Hi, new user here. I am managing an AKiTiO Thunder2 Quad with 4x3TB drives in a RAID 5 configuration.
In the beginning I used SR to configure the RAID setup, however I did not certify the drives before using. Now three years later the first disk failure prediction has come, reporting 315 unreliable sectors and 0 reallocated sectors. I removed the disk from the volume and tried to certify, but got these messages:
"The certify disk command for disk disk3, SN: 65PHK71JFO1A, SATA bus 0, id 1 (Thunderbolt) hung while writing (offset 175,405,793,280, i/o block size = 16,777,216). This disk should be replaced immediately."
"The certify disk command for disk disk3, SN: 65PHK71JFO1A, SATA bus 0, id 1 (Thunderbolt) failed because this disk has unreliable sectors. It should be replaced immediately (error number = 66)."
A couple of questions:
1. The drive only has 344 hours of use. Is it best to replace the drive now, or can I continue using it until the drive begins reallocating sectors?

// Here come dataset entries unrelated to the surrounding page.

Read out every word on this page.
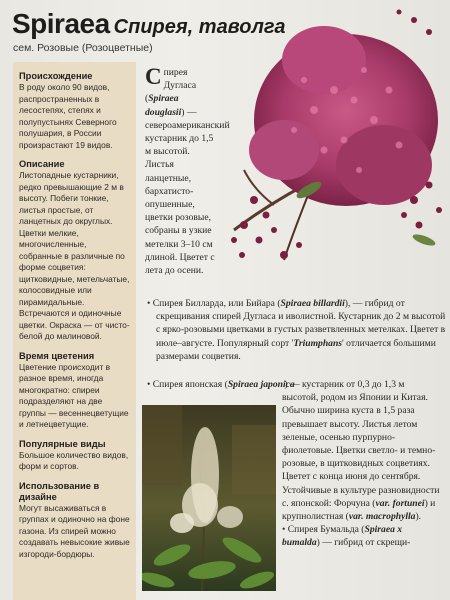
Spiraea Спирея, таволга
сем. Розовые (Розоцветные)

Происхождение

В роду около 90 видов, распространенных в лесостепях, степях и полупустынях Северного полушария, в России произрастают 19 видов.

Описание

Листопадные кустарники, редко превышающие 2 м в высоту. Побеги тонкие, листья простые, от ланцетных до округлых. Цветки мелкие, многочисленные, собранные в различные по форме соцветия: щитковидные, метельчатые, колосовидные или пирамидальные. Встречаются и одиночные цветки. Окраска — от чисто-белой до малиновой.

Время цветения

Цветение происходит в разное время, иногда многократно: спиреи подразделяют на две группы — весеннецветущие и летнецветущие.

Популярные виды

Большое количество видов, форм и сортов.

Использование в дизайне

Могут высаживаться в группах и одиночно на фоне газона. Из спирей можно создавать невысокие живые изгороди-бордюры.

Спирея Дугласа (Spiraea douglasii) — североамериканский кустарник до 1,5 м высотой. Листья ланцетные, бархатисто-опушенные, цветки розовые, собраны в узкие метелки 3–10 см длиной. Цветет с лета до осени.

• Спирея Билларда, или Бийара (Spiraea billardii), — гибрид от скрещивания спирей Дугласа и иволистной. Кустарник до 2 м высотой с ярко-розовыми цветками в густых разветвленных метелках. Цветет в июле–августе. Популярный сорт 'Triumphans' отличается большими размерами соцветия.

• Спирея японская (Spiraea japonica

) — кустарник от 0,3 до 1,3 м высотой, родом из Японии и Китая. Обычно ширина куста в 1,5 раза превышает высоту. Листья летом зеленые, осенью пурпурно-фиолетовые. Цветки светло- и темно-розовые, в щитковидных соцветиях. Цветет с конца июня до сентября. Устойчивые в культуре разновидности с. японской: Форчуна (var. fortunei) и крупнолистная (var. macrophylla).
• Спирея Бумальда (Spiraea x bumalda) — гибрид от скрещи-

2. Can I still certify the other drives? I have backed up the data inside.
Also this is an unrelated question, but I have found that SR often gives me this error:
"An internal part of the SoftRAID application has stopped functioning properly. Please quit SoftRAID and relaunch it."
Initially I thought this had something to do with the certification process, as I would get several of these errors while certifying my drives and had to manually resume the process every time. But later on I found I was getting this error even if I just had the application open without doing anything. Is this a bug? I am running SR v5.7.2 on a 2015 MacBook Pro running macOS Mojave 10.14.1.
1. If a drive is failing certify, it is probably DOA. "Uncorrectable" sectors can be either the drive, or the result of a brownout, etc. But if you certify it, the sectors would either clear, or reallocate. I think you have a faulty drive there. A benefit to Certify, this likely would have been caught in an initial certify pass.
2. Yes you can certify all disks. Never too late! Certify is a burn in process that eliminates many DOA drives in advance of putting them to use.
3. This is a bug we are getting in 10.14, where the SoftRAIDtool is quitting. We are working on it, but have not been able to reproduce it in house, despite a dozen systems trying to replicate it.
Thanks for the advice. I have just finished certifying the other three drives, which all turned out ok. But SR would constantly quit on me, and it appeared to be erratic--sometimes SR would quit after a few minutes, other times a few hours. The only thing that seemed consistent was that it would never last through the night, so I would always wake up in the morning to find that it had crashed again. So instead of the estimated 48hrs it took a week to complete everything. That's all the info I can provide regarding the bug unfortunately. Hopefully you guys can figure out what's wrong.
We have replicated it after a fair amount of effort, and are trying to determine the cause. Thanks!